It is a measure of Chris Christie’s aura that serious people think his effusive praise of Barack Obama in the hours after Hurricane Sandy might have reelected the president. The likelier truth is that there are precious few undecided voters in Ohio and Virginia who know the name of the New Jersey governor, much less value his imprimatur as the tipping point in their electoral decision-making process. But Christie’s force of personality is one of the few authentic magnetic fields in politics that don’t bear the name Clinton or Obama, which guarantees disproportionate, even illogical, levels of attention when he makes moves.
That bravura suggests why Christie remains such an intriguing path for Republicans contemplating 2016. To be sure, there are mounting doubts about whether he is the one. The narrative that Christie is not a team player is gaining traction with Republican activists, who were confounded by the sound-bites of a Republican hero lavishing praise on the arch-enemy. The professional operative class that assesses political personalities for signs of trouble links his post-Sandy comments with a keynote address that seemed oblivious to the party talking points in Tampa, and they see a worrisome absence of discipline. The ones with a bent for pop psychology see brittleness masked as self-regard, and suggest that Christie must have been partly motivated by a fear of how difficult his reelection might be in a state Obama dominated, or even a burning fuse based on not being given a right of first refusal on the vice presidential nomination.
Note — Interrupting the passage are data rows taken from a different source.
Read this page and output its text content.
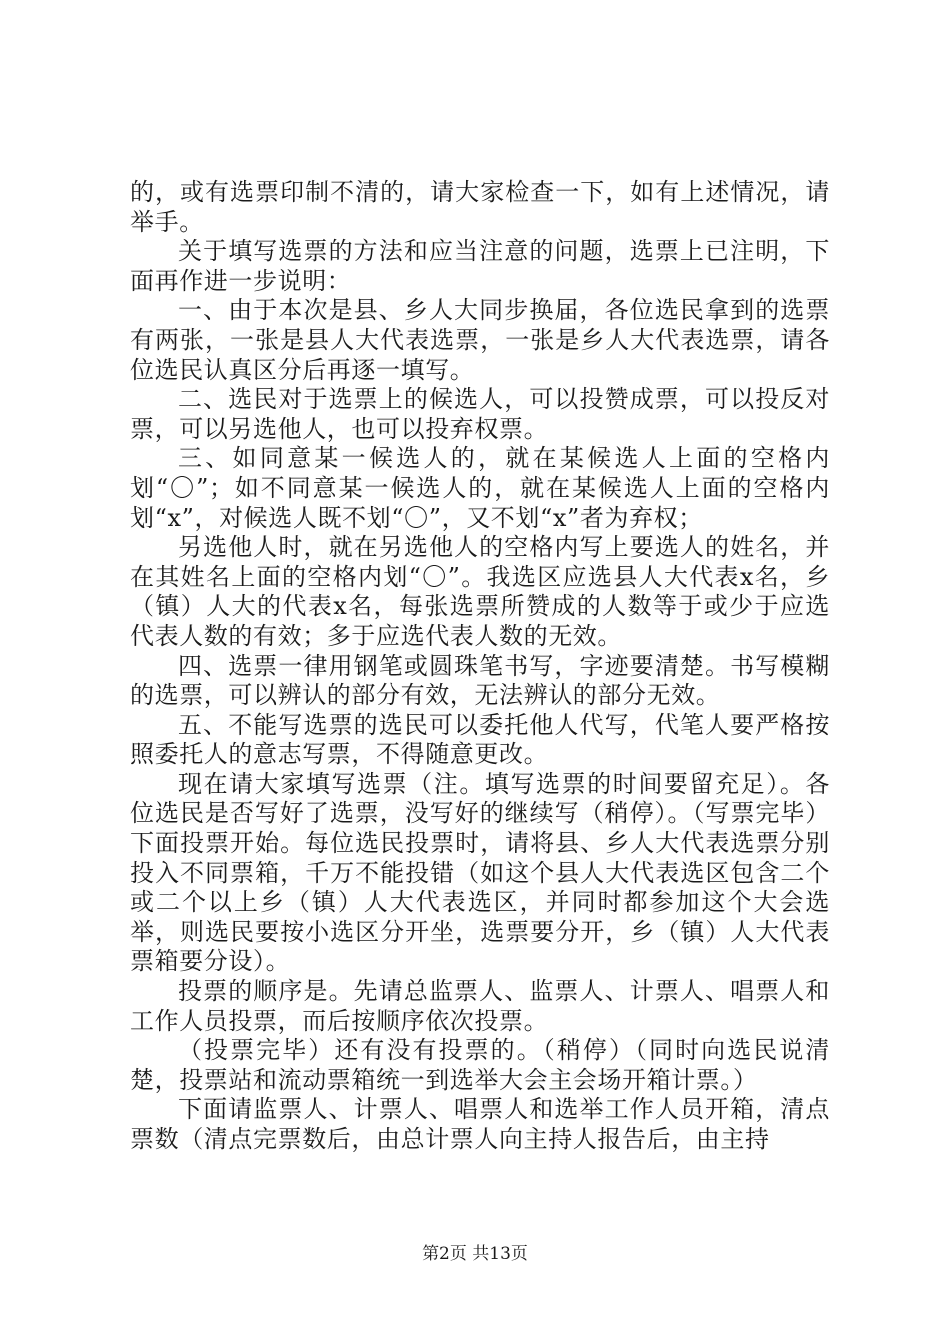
的，或有选票印制不清的，请大家检查一下，如有上述情况，请举手。

关于填写选票的方法和应当注意的问题，选票上已注明，下面再作进一步说明：

一、由于本次是县、乡人大同步换届，各位选民拿到的选票有两张，一张是县人大代表选票，一张是乡人大代表选票，请各位选民认真区分后再逐一填写。

二、选民对于选票上的候选人，可以投赞成票，可以投反对票，可以另选他人，也可以投弃权票。

三、如同意某一候选人的，就在某候选人上面的空格内划“〇”；如不同意某一候选人的，就在某候选人上面的空格内划“x”，对候选人既不划“〇”，又不划“x”者为弃权；

另选他人时，就在另选他人的空格内写上要选人的姓名，并在其姓名上面的空格内划“〇”。我选区应选县人大代表x名，乡（镇）人大的代表x名，每张选票所赞成的人数等于或少于应选代表人数的有效；多于应选代表人数的无效。

四、选票一律用钢笔或圆珠笔书写，字迹要清楚。书写模糊的选票，可以辨认的部分有效，无法辨认的部分无效。

五、不能写选票的选民可以委托他人代写，代笔人要严格按照委托人的意志写票，不得随意更改。

现在请大家填写选票（注。填写选票的时间要留充足）。各位选民是否写好了选票，没写好的继续写（稍停）。（写票完毕）下面投票开始。每位选民投票时，请将县、乡人大代表选票分别投入不同票箱，千万不能投错（如这个县人大代表选区包含二个或二个以上乡（镇）人大代表选区，并同时都参加这个大会选举，则选民要按小选区分开坐，选票要分开，乡（镇）人大代表票箱要分设）。

投票的顺序是。先请总监票人、监票人、计票人、唱票人和工作人员投票，而后按顺序依次投票。

（投票完毕）还有没有投票的。（稍停）（同时向选民说清楚，投票站和流动票箱统一到选举大会主会场开箱计票。）

下面请监票人、计票人、唱票人和选举工作人员开箱，清点票数（清点完票数后，由总计票人向主持人报告后，由主持

第2页 共13页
But the critiques on Christie are a reflection of the odd waters of modern politics. If Christie’s press conference seemed too much, it is largely because such post-disaster events are so typically sanitized with platitudes: In other words, public figures shrinking under the glare and resorting to a contrived, bland insincerity. The consensus that Christie underperformed in Tampa stems from a mindset that success on such stages is measured either by a cascade of glossy but insubstantial poetry or at the other end of the scale, a hard-edged partisanship. Surely, a politico with Christie’s game shouldn’t have spent his moment describing the minutiae of gubernatorial leadership; surely, if he outlined the national threat, it should have been in the form of a prolonged lease on the White House by the other party not in the possibility that both parties might be overwhelmed by the demands of the historic moment.
My own guess is that a substantial number of Americans would be unsettled that there is a political class that sees Christie as unsettling. That’s not to over-hype Christie as a pop hero who says what he means, or means what he says, etc. In fact, Christie’s persona is very likely informed by his instincts about the anxieties of a public weary of political combat. There is a goldmine in a national figure articulating an interest that is elevated above party and ideology.
But whatever motivates him, the possibility exists that a Christie presidential candidacy might be a thrilling kind of wild-card, one that mimics neither Mitt Romney’s caution nor Barack Obama’s 2008 vagueness dressed up as audacity.
To fully grasp the Christie potential, you have to examine the full degrees of difference between the governor and the men he would be succeeding as nominee and president. Romney’s calculation in the Republican primaries was that he needed to convey the opposite of improvisation, instead, that he needed to be the most electable conservative in the field. That meant shaving off the inconvenient moderateness in his record and giving his base the deference of never moving an inch from it, especially not on the issues that most drive their passions. Obama, in turn, broke through in decidedly more provocative fashion, by ingeniously linking his campaign to the country’s sense of its own fulfillment, but by designing such a bold sketch of himself, he avoided the imperative of spelling out with much clarity the means by which his boldness would be translated into policy.
It is possible to imagine that Christie would eventually strain the limits of the public’s appreciation for candor. Equally possible, the public mood in 2016 might be less urgent than it was in the fall of 2011, when Christie came close to running, and when less than a fifth of the country thought our present track was the right one (the number has rebounded to the upper forties). In either scenario, Christie might seem too demanding. But it is very hard to imagine that if Christie actually became president, he would not have a charge from the electorate to jolt the system in a way that his predecessor didn’t accomplish and didn’t try.
No modern politician can win the national leadership of his party by running against that party’s sensibilities, or even by winning the reputation of being on such an errand. The promise of Christie, though, is that the strength he conveys would ensure that his moves toward the center were not out of timidity, and that there is a toughness of purpose in him that would spare him the phony toughness of tackling the vulnerable. And it is worth wondering if Christie could make a case that conservatives need to hear—that rebuilding a dynamic, upwardly mobile culture will take some measure of government, albeit the smart, fiscally disciplined kind.
The last two presidents were compromised by events that diverted their terms in ways they couldn’t see: for George W. Bush, a quagmire in Iraq, for Barack Obama, an economy that was too sluggish to permit the spending or experimentation his base had fantasized about. Both learned how to make their opponent’s weaknesses more relevant than their own, but not how to master events. There will eventually be a president who does learn the trick of bending events to his will. That promise explains, why, for all his impolitic ways, Christie isn’t about to fade away.